La influencia de la tradición japonesa
Apesar de las similitudes entre el fenómeno de la Nueva Izquierda japonesa y otras equivalentes en todo el mundo, como es lógico, ésta bebió de su propia tradición.
Así, por ejemplo, en su vertiente cultural en general no abrazó las tendencias hedonistas y libertinas que imperaban en los movimientos sociales de base universitaria emergentes en Occidente (y que todavía tienen influencia sobre muchas conductas en nuestros días). Esto seguramente no fue una elección, sino que tendrá más que ver con la idiosincrasia de la propia sociedad japonesa del momento. De Vargas explica que, antes que el hippie, la figura que inspiraba a los estudiantes japoneses era la épica del ronin, el samurái sin señor. En términos de cultura de masas, la música jugaría un papel secundario ante los manga que narraban las aventuras de underdogs urbanos o las historias de las revueltas populares en el Japón feudal.
Aquí podemos ver cómo elementos indígenas de la cultura japonesa, que a menudo se presentan como naturalmente orientados hacia la obediencia al statu quo, pueden también jugar un papel subversivo. Como sucede en otros contextos (como el chino), incluso si aceptamos que dentro de la cultura japonesa hay una preponderancia de valores que favorecen la disciplina y el compromiso con el colectivo, la existencia de estos mismos valores puede orientarse hacia la devoción por causas que buscan acabar con el orden establecido. Las distintas experiencias revolucionarias de Japón son una buena muestra de esta combinación.
En este sentido, tal y como remarca De Vargas, conviene no olvidar la inspiración que recibiría la Nueva Izquierda de elementos del conservadurismo revolucionario de los años treinta en Japón. En especial intelectuales como Kita Ikki, la experiencia del movimiento de la restauración Showa y el golpe de Estado fallido del Incidente del 26 de Febrero, eran valorados como ejemplos revolucionarios adaptados al contexto japonés. Así podemos señalar cómo el famoso escritor Mishima Yukio, pese a ser enemigo de la Nueva Izquierda, era más respetado por ésta que muchos intelectuales progresistas debido a su apuesta por la acción directa y al hecho de vivir en coherencia con sus propias ideas. Cabe tomar nota aquí de su célebre máxima «de izquierda o de derecha, yo soy proviolencia».

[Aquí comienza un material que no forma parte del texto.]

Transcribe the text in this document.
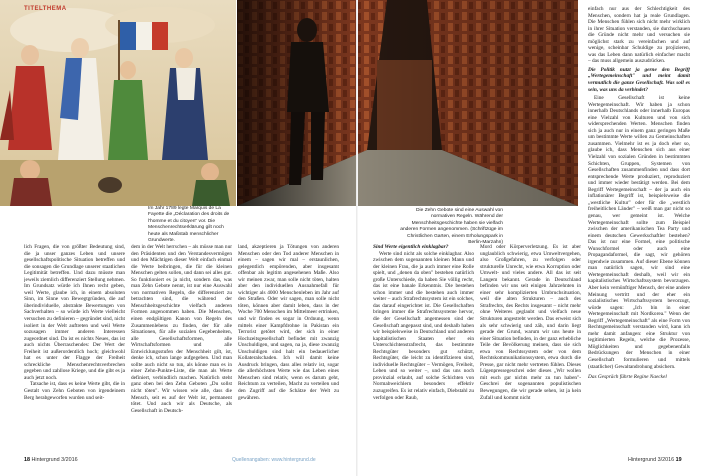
TITELTHEMA
Im Jahr 1789 legte Marquis de La Fayette die „Déclaration des droits de l'homme et du citoyen" vor. Die Menschenrechtserklärung gilt noch heute als Maßstab menschlicher Grundwerte.
Die Zehn Gebote sind eine Auswahl von normativen Regeln. Während der Menschheitsgeschichte haben sie vielfach anderen Formen angenommen. (Schriftzüge im Christlichen Garten, einem Erholungspark in Berlin-Marzahn)

lich Fragen, die von größter Bedeutung sind, die ja unser ganzes Leben und unsere gesellschaftspolitische Situation betreffen und die sonsagen die Grundlage unserer staatlichen Legitimität betreffen. Und dazu müsste man jeweils ziemlich differenziert Stellung nehmen. Im Grundsatz würde ich Ihnen recht geben, weil Werte, glaube ich, in einem absoluten Sinn, im Sinne von Bewegtgründen, die auf überindividuelle, abstrakte Bewertungen von Sachverhalten – so würde ich Werte vielleicht versuchen zu definieren – gegründet sind, nicht isoliert in der Welt auftreten und weil Werte sozusagen immer anderen Interessen zugeordnet sind. Da ist es nichts Neues, das ist auch nichts Überraschendes: Der Wert der Freiheit ist außerordentlich hoch; gleichwohl hat es unter der Flagge der Freiheit schreckliche Menschenrechtsverbrechen gegeben und zahllose Kriege, und die gibt es ja auch jetzt noch.

Tatsache ist, dass es keine Werte gibt, die in Gestalt von Zehn Geboten von irgendeinem Berg herabgeworfen wurden und seit-

dem in der Welt herrschen – als müsse man nur den Präsidenten und den Verstandesvermögen und den Mächtigen dieser Welt einfach einmal die Werte beibringen, die für die kleinen Menschen gelten sollen, und dann sei alles gut. So funktioniert es ja nicht, sondern das, was man Zehn Gebote nennt, ist nur eine Auswahl von normativen Regeln, die differenziert zu betrachten sind, die während der Menschheitsgeschichte vielfach anderen Formen angenommen haben. Die Menschen, einen endgültigen Kanon von Regeln des Zusammenlebens zu finden, der für alle Situationen, für alle sozialen Gegebenheiten, alle Gesellschaftsformen, alle Wirtschaftsformen und alle Entwicklungsstufen der Menschheit gilt, ist, denke ich, schon lange aufgegeben. Und man sollte auch nicht so tun, als könne man es in einer Zehn-Punkte-Liste, die man als Werte definiert, verbindlich machen. Natürlich steht ganz oben bei den Zehn Geboten „Du sollst nicht töten". Wir wissen wie alle, dass die Mensch, seit es auf der Welt ist, permanent tötet. Und auch wir als Deutsche, als Gesellschaft in Deutsch-

land, akzeptieren ja Tötungen von anderen Menschen oder den Tod anderer Menschen in einem – sagen wir mal – erstaunlichen, gelegentlich empörenden, aber insgesamt offenbar als legitim angesehenen Maße. Also wir meinen zwar, man solle nicht töten, halten aber den individuellen Ausnahmefall für wichtiger als 4000 Menschenleben im Jahr auf den Straßen. Oder wir sagen, man solle nicht töten, können aber damit leben, dass in der Woche 700 Menschen im Mittelmeer ertrinken, und wir finden es sogar in Ordnung, wenn mittels einer Kampfdrohne in Pakistan ein Terrorist getötet wird, der sich in einer Hochzeitsgesellschaft befindet mit zwanzig Unschuldigen, und sagen, na ja, diese zwanzig Unschuldigen sind halt ein bedauerlicher Kollateralschaden. Ich will damit keine Ausdruck bringen, dass alles relativ ist, sogar die allerhöchsten Werte wie das Leben eines Menschen sind relativ, wenn es darum geht, Reichtum zu verteilen, Macht zu verteilen und den Zugriff auf die Schätze der Welt zu gewähren.

Sind Werte eigentlich einklagbar?

Werte sind nicht als solche einklagbar. Also zwischen dem sogenannten kleinen Mann und der kleinen Frau, die ja auch immer eine Rolle spielt, und „denen da oben" bestehen natürlich große Unterschiede, da haben Sie völlig recht, das ist eine banale Erkenntnis. Die bestehen schon immer und die bestehen auch immer weiter – auch Strafrechtssystem ist ein solches, das darauf eingerichtet ist. Die Gesellschaften bringen immer die Strafrechtssysteme hervor, die der Gesellschaft angemessen sind der Gesellschaft angepasst sind, und deshalb haben wir beispielsweise in Deutschland und anderen kapitalistischen Staaten eher ein Unterschichtenstrafrecht, das bestimmte Rechtsgüter besonders gut schützt, Rechtsgüter, die leicht zu identifizieren sind, individuelle Rechtsgüter – Vermögen, Freiheit, Leben und so weiter –, und das uns noch provinzial erlaubt, auf solche Schichten von Normabweichlern besonders effektiv zuzugreifen. Es ist relativ einfach, Diebstahl zu verfolgen oder Raub,

Mord oder Körperverletzung. Es ist aber unglaublich schwierig, etwa Umweltvergehen, also Großgefahren, zu verfolgen oder strukturelle Unrecht, wie etwa Korruption oder Umwelt- und vieles andere. All das ist seit Langem bekannt. Gerade in Deutschland befinden wir uns seit einigen Jahrzehnten in einer sehr komplizierten Umbruchsituation, weil die alten Strukturen – auch des Strafrechts, des Rechts insgesamt – nicht mehr ohne Weiteres geglaubt und vielfach neue Strukturen angestrebt werden. Das erweist sich als sehr schwierig und zäh, und darin liegt gerade der Grund, warum wir uns heute in einer Situation befinden, in der ganz erhebliche Teile der Bevölkerung meinen, dass sie sich etwa von Rechtssystem oder von dem Rechtskommunikationssystem, etwa durch die Presse, gar nicht mehr vertreten fühlen. Dieses Lügenpressegeschrei oder dieses „Wir wollen mit euch gar nichts mehr zu tun haben"-Geschrei der sogenannten populistischen Bewegungen, die wir gerade sehen, ist ja kein Zufall und kommt nicht

einfach nur aus der Schlechtigkeit des Menschen, sondern hat ja reale Grundlagen. Die Menschen fühlen sich nicht mehr wirklich in ihrer Situation verstanden, sie durchschauen die Gründe nicht mehr und versuchen sie möglichst stark zu vereinfachen und auf wenige, scheinbar Schuldige zu projizieren, was das Leben dann natürlich einfacher macht – das muss allgemein auszudrücken.

Die Politik nutzt ja gerne den Begriff „Wertegemeinschaft" und meint damit vermutlich die ganze Gesellschaft. Was soll es sein, was uns da verbindet?

Eine Gesellschaft ist keine Wertegemeinschaft. Wir haben ja schon innerhalb Deutschlands oder innerhalb Europas eine Vielzahl von Kulturen und von sich widersprechenden Werten. Menschen finden sich ja auch nur in einem ganz geringen Maße um bestimmte Werte willen zu Gemeinschaften zusammen. Vielmehr ist es ja doch eher so, glaube ich, dass Menschen sich aus einer Vielzahl von sozialen Gründen in bestimmten Schichten, Gruppen, Systemen von Gesellschaften zusammenfinden und dass dort entsprechende Werte produziert, reproduziert und immer wieder bestätigt werden. Bei dem Begriff Wertegemeinschaft – der ja auch ein inflationärer Begriff ist, beispielsweise die „westliche Kultur" oder für die „westlich freiheitlichen Länder" – weiß man gar nicht so genau, wer gemeint ist. Welche Wertegemeinschaft sollte zum Beispiel zwischen der amerikanischen Tea Party und einem deutschen Gewerkschaftler bestehen? Das ist nur eine Formel, eine politische Wunschformel oder auch eine Propagandaformel, die sagt, wir gehören irgendwie zusammen. Auf dieser Ebene können man natürlich sagen, wir sind eine Wertegemeinschaft deshalb, weil wir ein kapitalistisches Wirtschaftssystem bevorzugen. Aber kein vernünftiger Mensch, der eine andere Meinung vertritt und der eher ein sozialistisches Wirtschaftssystem bevorzugt, würde sagen: „Ich bin in einer Wertegemeinschaft mit Nordkorea." Wenn der Begriff „Wertegemeinschaft" als eine Form von Rechtsgemeinschaft verstanden wird, kann ich mehr damit anfangen: eine Struktur von legitimierten Regeln, welche die Prozesse, Möglichkeiten und gegebenenfalls Bedrückungen der Menschen in einer Gesellschaft formulieren und mittels (staatlicher) Gewaltandrohung absichern.

Das Gespräch führte Regine Naeckel

18 Hintergrund 3/2016	Quellenangaben: www.hintergrund.de	Hintergrund 3/2016 19
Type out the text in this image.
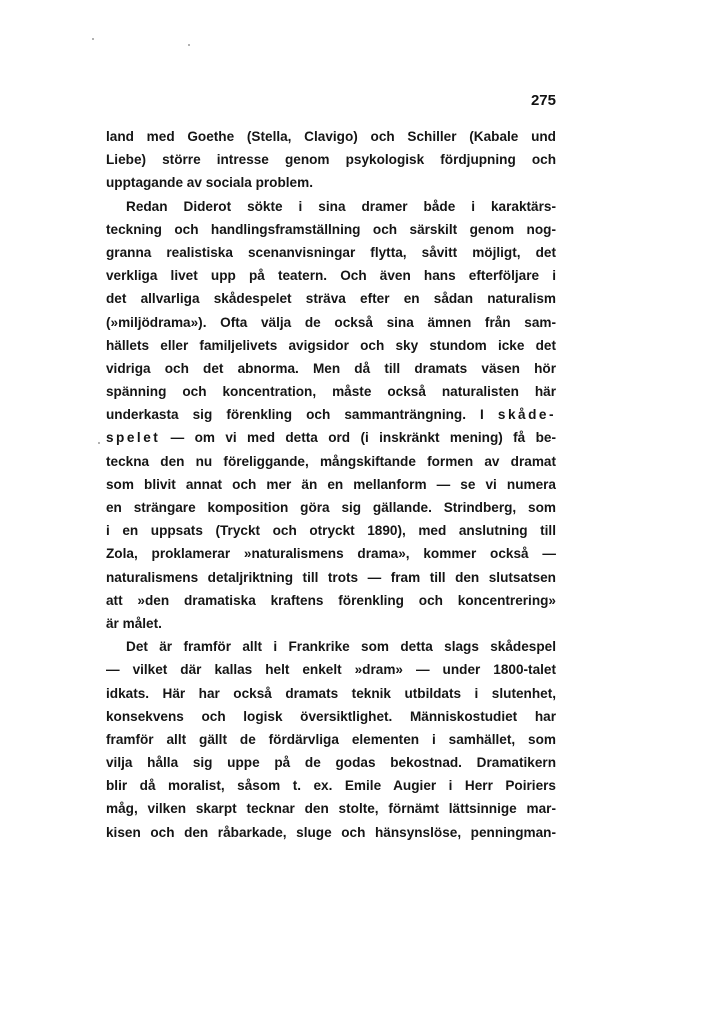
275
land med Goethe (Stella, Clavigo) och Schiller (Kabale und
Liebe) större intresse genom psykologisk fördjupning och
upptagande av sociala problem.
Redan Diderot sökte i sina dramer både i karaktärs-
teckning och handlingsframställning och särskilt genom nog-
granna realistiska scenanvisningar flytta, såvitt möjligt, det
verkliga livet upp på teatern. Och även hans efterföljare i
det allvarliga skådespelet sträva efter en sådan naturalism
(»miljödrama»). Ofta välja de också sina ämnen från sam-
hällets eller familjelivets avigsidor och sky stundom icke det
vidriga och det abnorma. Men då till dramats väsen hör
spänning och koncentration, måste också naturalisten här
underkasta sig förenkling och sammanträngning. I skåde-
spelet — om vi med detta ord (i inskränkt mening) få be-
teckna den nu föreliggande, mångskiftande formen av dramat
som blivit annat och mer än en mellanform — se vi numera
en strängare komposition göra sig gällande. Strindberg, som
i en uppsats (Tryckt och otryckt 1890), med anslutning till
Zola, proklamerar »naturalismens drama», kommer också —
naturalismens detaljriktning till trots — fram till den slutsatsen
att »den dramatiska kraftens förenkling och koncentrering»
är målet.
Det är framför allt i Frankrike som detta slags skådespel
— vilket där kallas helt enkelt »dram» — under 1800-talet
idkats. Här har också dramats teknik utbildats i slutenhet,
konsekvens och logisk översiktlighet. Människostudiet har
framför allt gällt de fördärvliga elementen i samhället, som
vilja hålla sig uppe på de godas bekostnad. Dramatikern
blir då moralist, såsom t. ex. Emile Augier i Herr Poiriers
måg, vilken skarpt tecknar den stolte, förnämt lättsinnige mar-
kisen och den råbarkade, sluge och hänsynslöse, penningman-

El libro de De Vargas es una ventana a una parte de la historia de Japón que ha quedado a menudo en un segundo plano, incluso entre aquellos que se consideran expertos en el país asiático. Así, nos invita a tener una visión más compleja de Japón y, por extensión, de las sociedades de Asia Oriental, que sin duda ayudará a entender mucho mejor la región hoy. Pero, además, el libro nos ayuda a poner en perspectiva cuestiones como el equilibrio entre tradición y revolución y arroja interesantes lecciones sobre lo que todavía hoy representa uno de los grandes retos para los movimientos de cambio en los regímenes liberales: la utilización por parte del centro político del conflicto entre los extremos para reforzar el statu quo.
[*] Este artículo se publicó originalmente en catalán en Catarsi Magazin.